In other words, we cannot rule out the possibility that an earlier version of this tradition was available to Shulgi’s scribe, in which case it would presumably influenced the structure of the USKL (even it was not overtly referred to in its text).
However, in an Old Babylonian copy from Mari of part of the so-called ‘Legend of the Great Revolt against Naram-Sin’ (discussed and translated by Joan Goodnick Westenholz, referenced below, as entry 16a, at pp. 231-7), we read of a complaint allegedly made by Naram-Sin about the ingratitude of the Kishites when they joined this widespread rebellion against his hegemony:
“[After] my (grand)father Sargon conquered the city of Uruk, he established freedom for the Kishite (people): he had their slave marks shaved off and their shackles removed: he escorted Lugalzagesi, their despoiler, to Akkad.
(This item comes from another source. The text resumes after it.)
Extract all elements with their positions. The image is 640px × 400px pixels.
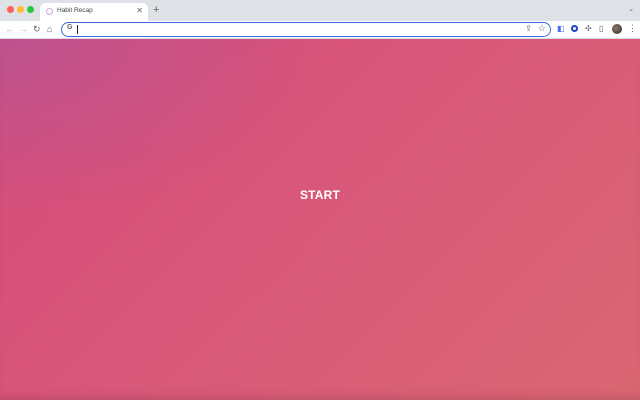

And (yet), ... they rebelled against me, [his grandson. ... They] assembled and raised Iphur-Kish, the man of Kish, son of Summirat-Ishtar (the lamentation priestess), to kingship”, (lines 5-9).
According to Piotr Steinkeller (referenced below, 2017, at p. 171, citing Claus Wilcke, referenced below, note at p 30 on lines ix 32 - x14), although this text belongs to an Old Babylonian version of the legend:
“... the passage [therein] describing how Sargon ... wrested Kish from Lugalzagesi’s control was part of the Old Akkadian original.”
Thus, this passage might well have been composed during or shortly after the reign of Naram-Sin, certainly suggests that Sargon’s ‘liberation’ (aka his conquest) of Kish took place immediately after his victory over Lugalzagesi.
As it happens, we know from a royal inscription of Naram-Sin (Sargon’s grandson) that Sargon had ‘liberated’ Kish from the hegemony of Lugalzagesi:
Naram-Sin (Sargon’s grandson), in his inscriptions recording his suppression of the ‘Great Rebellion’ (see below), routinely referred to the fact that the rebel cities had elevated their respective leaders to the kingship at the start of their respective rebellions (see, for example, RIME 2: 1: 4: 6; CDLI, P461982, lines 11’-13’ for the case of Iphur-Kish, the rebel king of Kish).